Während Streicher und Sänger ihre Intonation der jeweiligen Tonart anpassen können, ist dies bei einem Tasteninstrument nicht möglich. Temperierung bedeutet, eine Stimmung zu wählen, bei der möglichst viele Tonarten spielbar sind und gleichzeitig die Akkorde nicht allzu unsauber klingen.
Durch die Musikgeschichte hindurch gab es unterschiedliche Ansätze, das Temperierungsproblem zu lösen. Karlheinz Schüffler systematisiert und beschreibt in seinem Buch unterschiedliche historische Tonsysteme, angefangen von der pythagoräischen Skala über die rein-harmonische Stimmung und die Mitteltönigkeit bis hin zum heute meist verwendeten gleichstufigen System. Bemerkenswert im Vergleich zu anderer Fachliteratur ist dabei vor allem der Ansatz, die Skalen als Beispiele einer allgemeinen mathematischen Theorie von quintgenerierten Tonleitern zu beschreiben, sofern dies möglich ist.
Das erste Kapitel legt die Grundlagen für die folgenden und bietet dabei einen Überblick über die behandelten Themen. So wird z.B. die für das Buch zentrale Intervallarithmetik erklärt, das Cent-Maß wird eingeführt und das Eulersche Tongitter wird vorgestellt. Leider teilt der Autor dem Leser nicht immer mit, welche Konzepte er in einem späteren Kapitel genauer erläutern wird und welche nicht. Im zweiten Kapitel wird die bereits im ersten Kapitel eingeführte Intervallarithmetik verwendet, um eine allgemeine (algebraische) Theorie von quintgenerierten Skalen herzuleiten. Der Begriff „Quinte“ kann je nach verwendeter Temperierung eine unterschiedliche Bedeutung haben. Beispielsweise umfasst die reine Quinte der pythagoräischen Skala 702 Cent, die Quinte der gleichstufigen Temperierung hat 700 Cent und diejenige von mitteltönigen Stimmungen zwischen 694 und 698 Cent. Deshalb definiert der Autor eine abstrakte Quinte und nutzt Gruppenstruktur und Äquivalenzklassen, um allgemeine Eigenschaften von quintgenerierten Tonleitern beschreiben zu können. Ein sehr interessanter Ansatz, weil er die Stärke mathematischer Abstraktion an einem einfachen Beispiel zeigt. Schade nur, dass abstrakte Theorie und konkrete Beispiele nicht immer scharf genug getrennt werden.

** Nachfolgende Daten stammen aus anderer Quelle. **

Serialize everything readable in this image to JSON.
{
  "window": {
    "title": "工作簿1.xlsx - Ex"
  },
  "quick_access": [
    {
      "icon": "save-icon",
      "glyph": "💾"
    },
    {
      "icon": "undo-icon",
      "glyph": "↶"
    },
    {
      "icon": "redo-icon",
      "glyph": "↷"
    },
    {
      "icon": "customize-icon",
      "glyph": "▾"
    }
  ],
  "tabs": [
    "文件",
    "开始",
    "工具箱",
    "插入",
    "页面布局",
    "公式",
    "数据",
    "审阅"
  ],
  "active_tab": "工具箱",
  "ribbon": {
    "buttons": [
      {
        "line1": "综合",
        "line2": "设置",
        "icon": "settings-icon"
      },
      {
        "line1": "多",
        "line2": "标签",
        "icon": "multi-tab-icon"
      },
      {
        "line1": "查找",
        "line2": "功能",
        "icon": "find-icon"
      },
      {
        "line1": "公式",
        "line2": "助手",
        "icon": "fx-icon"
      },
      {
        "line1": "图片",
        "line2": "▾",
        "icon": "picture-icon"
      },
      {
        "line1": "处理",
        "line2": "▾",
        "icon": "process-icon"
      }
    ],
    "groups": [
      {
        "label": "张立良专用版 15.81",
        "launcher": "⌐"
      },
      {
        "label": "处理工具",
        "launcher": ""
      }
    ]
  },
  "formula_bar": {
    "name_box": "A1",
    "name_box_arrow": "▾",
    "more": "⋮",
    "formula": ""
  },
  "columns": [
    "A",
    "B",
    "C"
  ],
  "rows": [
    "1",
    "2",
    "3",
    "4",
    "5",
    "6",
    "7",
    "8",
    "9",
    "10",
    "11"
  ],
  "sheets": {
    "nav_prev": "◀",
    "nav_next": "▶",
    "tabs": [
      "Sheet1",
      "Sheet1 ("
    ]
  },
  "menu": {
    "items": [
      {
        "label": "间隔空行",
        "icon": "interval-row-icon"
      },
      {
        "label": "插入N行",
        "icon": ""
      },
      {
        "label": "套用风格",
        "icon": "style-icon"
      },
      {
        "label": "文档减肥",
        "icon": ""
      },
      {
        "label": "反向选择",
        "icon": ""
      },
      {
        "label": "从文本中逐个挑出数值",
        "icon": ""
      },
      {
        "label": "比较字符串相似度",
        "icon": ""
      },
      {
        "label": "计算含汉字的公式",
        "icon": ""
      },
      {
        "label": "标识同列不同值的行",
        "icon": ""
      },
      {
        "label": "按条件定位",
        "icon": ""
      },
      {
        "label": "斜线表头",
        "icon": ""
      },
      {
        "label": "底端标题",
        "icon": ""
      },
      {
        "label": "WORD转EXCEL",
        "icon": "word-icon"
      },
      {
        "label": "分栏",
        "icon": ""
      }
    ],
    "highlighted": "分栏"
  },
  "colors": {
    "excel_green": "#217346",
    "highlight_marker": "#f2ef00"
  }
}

Die Kapitel 3 bis 7 sind dann den unterschiedlichen Stimmungen bzw. Temperierungen gewidmet. Zunächst wird die bereits im Grundlagenkapitel eingeführte pythagoräische Stimmung, die aus reinen Quinten generiert wird, nochmals ausführlich erklärt, auch unter Berücksichtigung des historischen Kontexts (Kapitel 3). Das im folgenden Kapitel behandelte natürlich-harmonische System ist nicht ausschließlich aus Quinten generiert und nutzt stattdessen das auf Leonard Euler zurückgehende Eulersche Tongitter, welches in seiner klassischen Form in der einen Richtung aus reinen Quinten und in der anderen aus reinen großen Terzen besteht. Dieses Kapitel enthält einige interessante Aspekte, z.B. zur harmonischen Teilung von Intervallen und der dazugehörigen elementaren Mathematik. Es fehlt aber etwas der rote Faden, weshalb das Kapitel nicht leicht lesbar ist.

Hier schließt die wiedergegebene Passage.